Set up the development environment for SharePoint 2013 on Azure

Setting up development environment for SharePoint is easy, if you have right hardware and software and basic understanding of the configuration.

For SharePoint 2007, it was simple, the hardware requirements were basic and I managed to get it working with a laptop with simple configuration. SharePoint 2013 now supports ‘App’ development and other new features that require a lot of additional RAM and a lot more hardware. So I decided NOT TO upgrade my hardware, instead make use of Azure privileges that come with my MSDN subscription.

This blog post will guide you on how to set up your developer instance on Azure and unfortunately, does not cover configuring your developer VM step by step. If you are interested to build your VM from the scratch, please follow SharePoint 2013 Virtual Machine Set up Guide (Version 3.0) from Critical Path Training.

Note: This post assumes that you already have an active subscription with ‘Microsoft Azure’. If you don’t have one, you can sign up for a trial account or if you have an active ‘MSDN Subscription’ you can enjoy a recurring $150 credit per month that ships with your subscription.
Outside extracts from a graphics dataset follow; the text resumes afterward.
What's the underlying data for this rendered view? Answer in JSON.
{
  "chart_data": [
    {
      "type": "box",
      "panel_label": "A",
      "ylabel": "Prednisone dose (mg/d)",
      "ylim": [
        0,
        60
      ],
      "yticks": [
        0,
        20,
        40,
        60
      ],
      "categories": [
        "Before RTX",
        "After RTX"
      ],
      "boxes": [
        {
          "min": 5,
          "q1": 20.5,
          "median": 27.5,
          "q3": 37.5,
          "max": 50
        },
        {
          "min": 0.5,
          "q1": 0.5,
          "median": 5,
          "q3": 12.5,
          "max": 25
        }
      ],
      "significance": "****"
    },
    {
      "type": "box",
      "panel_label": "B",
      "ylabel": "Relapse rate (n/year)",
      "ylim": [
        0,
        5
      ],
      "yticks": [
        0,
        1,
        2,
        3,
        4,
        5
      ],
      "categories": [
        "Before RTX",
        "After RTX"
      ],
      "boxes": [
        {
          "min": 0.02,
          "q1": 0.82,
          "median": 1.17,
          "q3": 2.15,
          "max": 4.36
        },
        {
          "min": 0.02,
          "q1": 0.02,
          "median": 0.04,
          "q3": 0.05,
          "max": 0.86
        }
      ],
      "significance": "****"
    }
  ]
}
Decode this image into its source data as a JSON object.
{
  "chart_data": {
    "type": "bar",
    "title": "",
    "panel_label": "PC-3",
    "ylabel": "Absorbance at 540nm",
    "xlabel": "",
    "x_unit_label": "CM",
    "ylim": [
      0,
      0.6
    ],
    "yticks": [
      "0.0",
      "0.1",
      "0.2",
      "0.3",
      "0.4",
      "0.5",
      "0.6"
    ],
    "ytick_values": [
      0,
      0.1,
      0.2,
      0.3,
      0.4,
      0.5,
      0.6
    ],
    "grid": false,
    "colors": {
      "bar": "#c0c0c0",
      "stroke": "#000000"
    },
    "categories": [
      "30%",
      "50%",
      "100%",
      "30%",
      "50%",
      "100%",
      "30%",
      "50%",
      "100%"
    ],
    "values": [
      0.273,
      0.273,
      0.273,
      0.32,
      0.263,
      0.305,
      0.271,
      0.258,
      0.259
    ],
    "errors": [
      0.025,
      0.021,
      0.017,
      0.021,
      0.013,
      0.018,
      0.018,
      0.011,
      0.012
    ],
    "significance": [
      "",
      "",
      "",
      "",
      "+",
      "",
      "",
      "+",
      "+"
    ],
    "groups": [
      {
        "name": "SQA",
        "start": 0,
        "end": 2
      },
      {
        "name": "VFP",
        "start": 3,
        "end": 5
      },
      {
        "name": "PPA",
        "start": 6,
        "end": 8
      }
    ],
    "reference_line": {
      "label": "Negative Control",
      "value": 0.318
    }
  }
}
This is a great way to start and I am using my subscription for all my Azure development. You may visit  Microsoft Azure Free Trial: Try Azure | Azure Free Trial

Note: All the screen captures of Azure portal are valid only during the time of writing this blog post i.e. January 2015.  Microsoft is very aggressive not only adding new features to the portal but enhancing its user experience.

Step 1: Navigate to Windows Azure Management Portal

Step 2: Click the    Azure New Icon    icon at the bottom of the screen.

Step 3: You should see the following screen with an option to add a Virtual Machine from the Gallery

Select VM from Azure Gallery

Select VM from Azure Gallery

Step 4:  Choose the ‘Image’ of your choice, following is what I have chosen in the portal


Step 5: Perform the following actions.

  1. Appropriate Virtual Machine Name
  2. Select  ‘TIER’ as ‘Basic’
    1. The Basic tier provides an economical option for dev/test workloads, and other applications that don’t require load-balancing, auto-scaling, or memory-intensive virtual machines. The Standard tier is recommended option for all production workloads.
  3. Choose the ‘SIZE’ as A4
    1. Make sure you choose from Basic
    2. Below high-lighted is the VM configuration I have chosen.
      Azure Virtual Machine Pricing
  4. Provide new Username and Password.

Step 6: Choose appropriate ‘REGION/AFFINITY GROUP’ 


Step 7:  Finish the configuration


 Step 8: Make sure the VM is up and running

Azure VM is running

Step 9: Download RDP file and connect to the VM
Once the VM status is ‘Running’  you can ‘CONNECT’ using the following highlighted option. Clicking on ‘CONNECT’ will download the ‘RDP’ file, double click and following the screen and log on to the VM. You should be using the same ‘Username’ and ‘Password’ you have used while creating the VM on Azure Portal

Connect to Azure VM

Step 9: Run the PowerShell Scripts 

The VM will be shipped along with few PowerShell Scripts that you need to run, to install and configure SharePoint environment, SQL Server and all the other required software. Trust me! It can’t get simpler than this, running one script spun up the whole SharePoint environment! Neat!

You will find the below highlighted shortcut on the desktop,  where you will find the script ‘ConfigureSharePointFarm.psl’, Run it!

Snap25Once you ran the PowerShell script you will be asked for the ‘localSPFarmAccountName’
and ‘localSPFarmAccountPassword’, enter these and you are all set!


Step 10: Finally, you are ready. Remember to smile 🙂

Search for ‘Central’ in the installed apps on the server and you should see the gorgeous Central Admin icon, pin it to the desktop. You are all set, Happy Programming!


Note: Remember to turn the VM off, if you are not using it. Remember, you will be charged for every minute for you VM to be available  and running.